Bilir, sigara kullanımının sigara içmeyen kişiler üzerinde de zararlı etkileri bulunduğunu belirterek, "Sigara içmediği halde sigara içen kişilerin yakınında bulunan, dolayısıyla sigara dumanından pasif olarak etkilenen kişilerde de kanser, kalp hastalıkları, felç gibi ciddi sağlık sorunlarının riski artmaktadır." uyarısında bulundu.

"Elma veya domatesle tütünün zararlı etkileri önlenemez"

Bazı besinlerin sigaranın zararlarını azalttığına yönelik bazı basın yayın organlarında haberler yer aldığını anımsatan Bilir, sigara içen kişilerde zararların yiyeceklerle azaltılmasının mümkün olmadığını söyledi. Bilir, "Sağlık, ekonomi ve çevre üzerinde bunca olumsuz etkileri olan, bu etkilerin bilimsel temellere dayalı olarak net bir şekilde ortaya konmuş olduğu bir ortamda, iki tane elma veya domates yenmesi ile zararlı etkilerinin önlenebileceği kesinlikle doğru değildir. Bu tür bir açıklama, ancak ve ancak tütün endüstrisinin yararına olacaktır." değerlendirmesinde bulundu.

Haberlerde yer alan elma ve domatesin tütün kullanan kişilerdeki etkisine ilişkin olarak Bilir, "Elma ve domates her gün tükettiğimiz besinlerdir ve bazı olumlu etkileri söz konusu olabilir. Ancak bu besinleri tüketenlerde sigaranın zararlarının azaldığına ilişkin bir bilimsel veri mevcut değildir. Sigaranın zararlarından kurtulmak ancak ve ancak sigara kullanımının bırakılması ile mümkündür." diye konuştu.

"Olumsuz etkiyi ortadan kaldıracak hiçbir besin yok"

Doğu Akdeniz Üniversitesi Sağlık Bilimleri Fakültesi Beslenme ve Diyetetik Bölüm Başkanı Prof. Dr. Tanju Besler de sigaranın sağlık üzerine olumsuz etkisini ortadan kaldıracak hiçbir besin olmadığını söyledi.
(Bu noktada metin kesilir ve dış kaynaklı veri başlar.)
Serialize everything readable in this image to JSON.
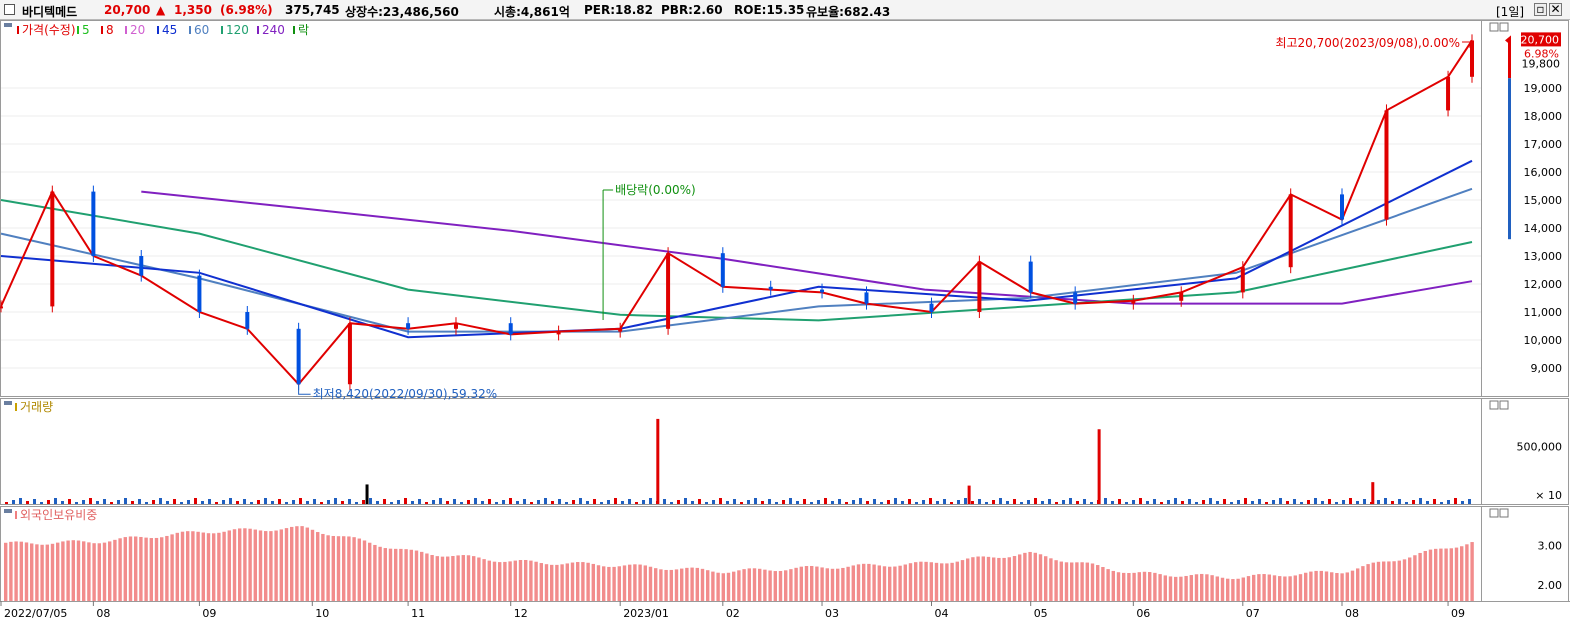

Tütün ve sigaranın içinde vücutta hasara neden olan 3 binden fazla madde bulunduğunu vurgulayan Besler, bunların zararlarını önlemenin mümkün olmadığını ifade ederek, şunları kaydetti: Ancak yeterli ve dengeli beslenme kurallarına uygun ve özellikle antioksidan etkili bir diyetle vücudun savunma sistemi kuvvetlendirilebilir. Bunun için mandalina, portakal, limon gibi turunçgiller ile kırmızı, pembe ve mor meyveler (siyah-kırmızı üzüm, her türlü böğürtlenimsi meyveler, çilek, erikler, bal kabağı) tüketilebilir. Bunun yanı sıra, karnabahar, kırmızı ve beyaz lahana, brokoli, nane, maydanoz, dereotu, roka, semizotu, ıspanak, her türlü kırmızı biber gibi antioksidan aktivitesi yüksek sebzeler yenilebilir. Değişik hastalıklar nedeniyle ilaç kullananların özellikle greyfurt, portakal, mandalina gibi turunçgil tüketimlerinin bazı ilaçlar üzerine olası olumsuz etkilerini hekimleriyle özellikle görüşmeleri önemlidir."

Prof. Dr. Besler, protein kaynaklarının da özellikle vücutta detoksifikasyon için önem taşıdığını dile getirerek, "Haftada en az 300-500 gram her türlü balık, ceviz, fındık gibi sert kabuklu kuruyemişlerin tüketimi önemli. Bunların hepsi, sağlıklı bir vücut için önerilebilir. Ancak vurgulamak gerekirse tütünün olumsuz etkilerini önlemenin yolu, çeşitli besinleri tüketmek değil, tütünden vazgeçmektir." ifadelerini kullandı.